Radio Taranaki

New Plymouth; New Zealand;
- Broadcast area: Taranaki
- Frequencies: New Plymouth – 90.0 MHz Hāwera – 91.2 MHz

Programming
- Language: English language
- Format: Adult contemporary

Ownership
- Owner: Radio New Zealand until 1996 The Radio Network after 1996

History
- First air date: 1948; 78 years ago
- Former call signs: 2ZP

Technical information
- Transmitter coordinates: 39°03′35″S 174°04′17″E﻿ / ﻿39.0597034°S 174.0715209°E

= Radio Taranaki =

Radio Taranaki was a radio station in New Plymouth and Hāwera.

The station was originally started by Radio New Zealand (which at the time was known as the National Broadcasting Service) in 1948 as 2XP which broadcast on 1370AM in New Plymouth. The callsign was later changed to 2ZP and the station became known as 2ZP Radio Taranaki. During the 1970s programming was extended to Hawera on 1560AM with the callsign 2ZH.

The Hawera station ran some of its own local shows and on air was known as Hawera's 2ZH or 2ZH Radio Taranaki.

In 1978 after the AM band in New Zealand was changed from 10 kHz spacing to 9 kHz spacing the New Plymouth station moved to 1053AM and the Hawera station moved to 1557AM.
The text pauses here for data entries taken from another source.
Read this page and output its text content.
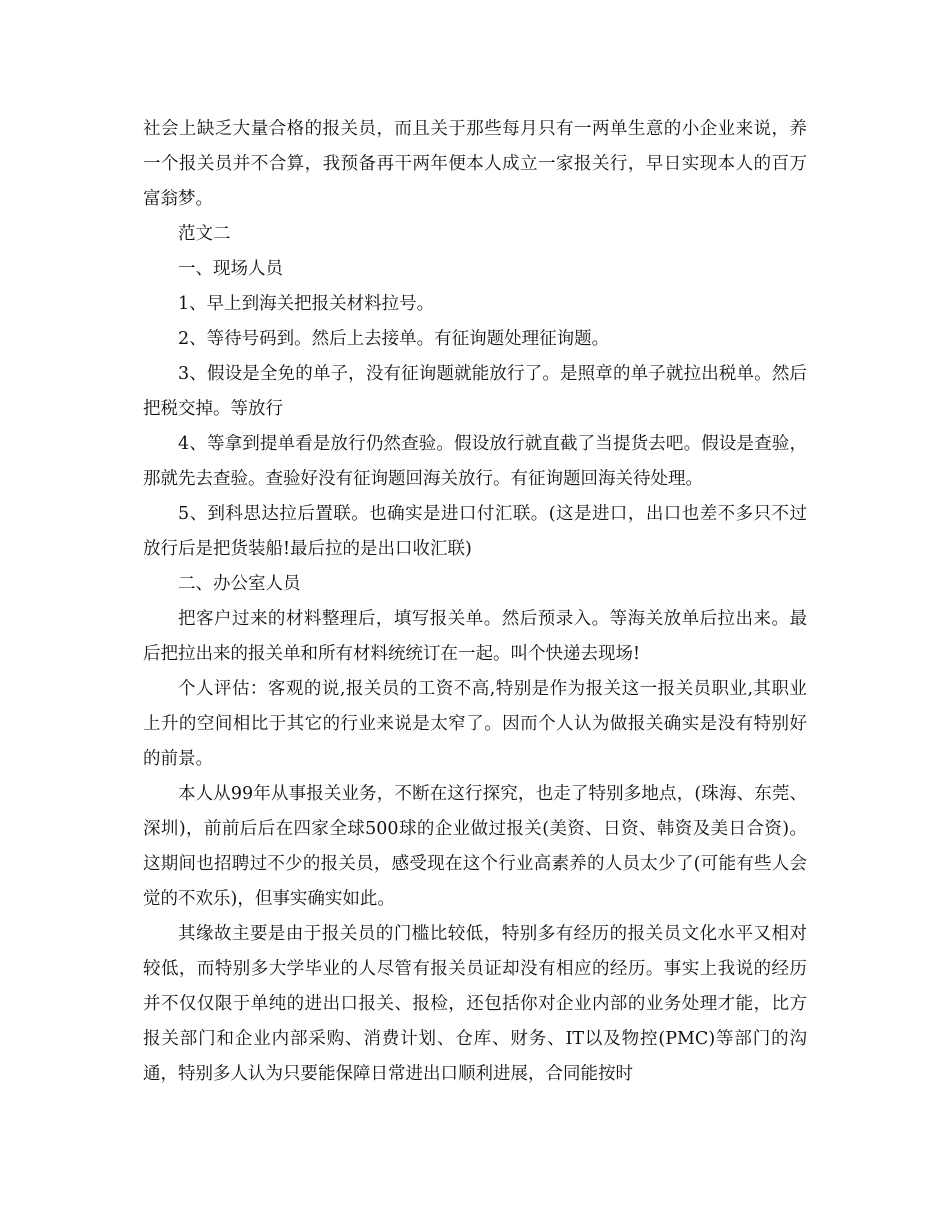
社会上缺乏大量合格的报关员，而且关于那些每月只有一两单生意的小企业来说，养一个报关员并不合算，我预备再干两年便本人成立一家报关行，早日实现本人的百万富翁梦。

范文二

一、现场人员

1、早上到海关把报关材料拉号。

2、等待号码到。然后上去接单。有征询题处理征询题。

3、假设是全免的单子，没有征询题就能放行了。是照章的单子就拉出税单。然后把税交掉。等放行

4、等拿到提单看是放行仍然查验。假设放行就直截了当提货去吧。假设是查验，那就先去查验。查验好没有征询题回海关放行。有征询题回海关待处理。

5、到科思达拉后置联。也确实是进口付汇联。(这是进口，出口也差不多只不过放行后是把货装船!最后拉的是出口收汇联)

二、办公室人员

把客户过来的材料整理后，填写报关单。然后预录入。等海关放单后拉出来。最后把拉出来的报关单和所有材料统统订在一起。叫个快递去现场!

个人评估：客观的说,报关员的工资不高,特别是作为报关这一报关员职业,其职业上升的空间相比于其它的行业来说是太窄了。因而个人认为做报关确实是没有特别好的前景。

本人从99年从事报关业务，不断在这行探究，也走了特别多地点，(珠海、东莞、深圳)，前前后后在四家全球500球的企业做过报关(美资、日资、韩资及美日合资)。这期间也招聘过不少的报关员，感受现在这个行业高素养的人员太少了(可能有些人会觉的不欢乐)，但事实确实如此。

其缘故主要是由于报关员的门槛比较低，特别多有经历的报关员文化水平又相对较低，而特别多大学毕业的人尽管有报关员证却没有相应的经历。事实上我说的经历并不仅仅限于单纯的进出口报关、报检，还包括你对企业内部的业务处理才能，比方报关部门和企业内部采购、消费计划、仓库、财务、IT以及物控(PMC)等部门的沟通，特别多人认为只要能保障日常进出口顺利进展，合同能按时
Around 1992, the station began simulcasting on 90.0FM which was previously occupied by its sister station 'Q90FM', at this point the station became known as '90FM Radio Taranaki.'

In 1993 Radio New Zealand rebranded many of their heritage stations as Classic Hits. For Radio Taranaki the station became known as Classic Hits 90FM. In the early nineties Radio New Zealand began rolling Newstalk ZB out across the country, in Taranaki the 1053AM and 1557AM frequencies were used to broadcast Newstalk ZB into the Taranaki region. The Hawera 1557AM station continued to broadcast a local breakfast on Newstalk ZB called 'The 1557 Breakfast'

In July 1996 the New Zealand Government sold off the commercial arm of Radio New Zealand, which included, among other things, the Classic Hits branded stations. The new owner was The Radio Network, a subsidiary of APN News & Media and Clear Channel Communications, which operated as a division of the Australian Radio Network.

In 1998 Classic Hits 90FM was reduced to just 4 hours of local programming between 6 and 10 am 7 days a week. Outside this time nationwide shows based from Auckland took over, and the announcers simply called the station Classic Hits. The breakfast show was shortened to a 3-hour show in 2012 on all Classic Hits stations and local weekend programming removed.

In 2006 the 1557AM frequency originally used to broadcast 2ZH Radio Taranaki and later Newstalk ZB was reassigned to Coast with Newstalk ZB moving to 1278AM. At this point the Hawera-based '1557 Breakfast' was moved to Coast.

Previous breakfast host for 15 years, Barney (Brent Procter) retired from broadcasting on 20 December 2013.

On 28 April 2014, all stations part of the Classic Hits network were rebranded as The Hits. A networked breakfast presented by Polly Gillespie and Grant Kareama was introduced to almost all The Hits stations with the former breakfast announcer moved to present a 6-hour show between 9 am and 3 pm. Taranaki initially retained its local breakfast then show presented by Adam Green and Eryn Deverson. followed by network programming after 9 am. In 2017 The Hits in Taranaki switched to the network breakfast followed by local programming between 9 am and 3 pm. The local daytime show was presented by former The Hits Nelson announcer Emma Helleur until September 2019.

In 2015 the 1557AM Hawera frequency was replaced with Hokonui.

The studios are based at Broadcasting House on the corner of Powderham and Brougham Streets in New Plymouth Central.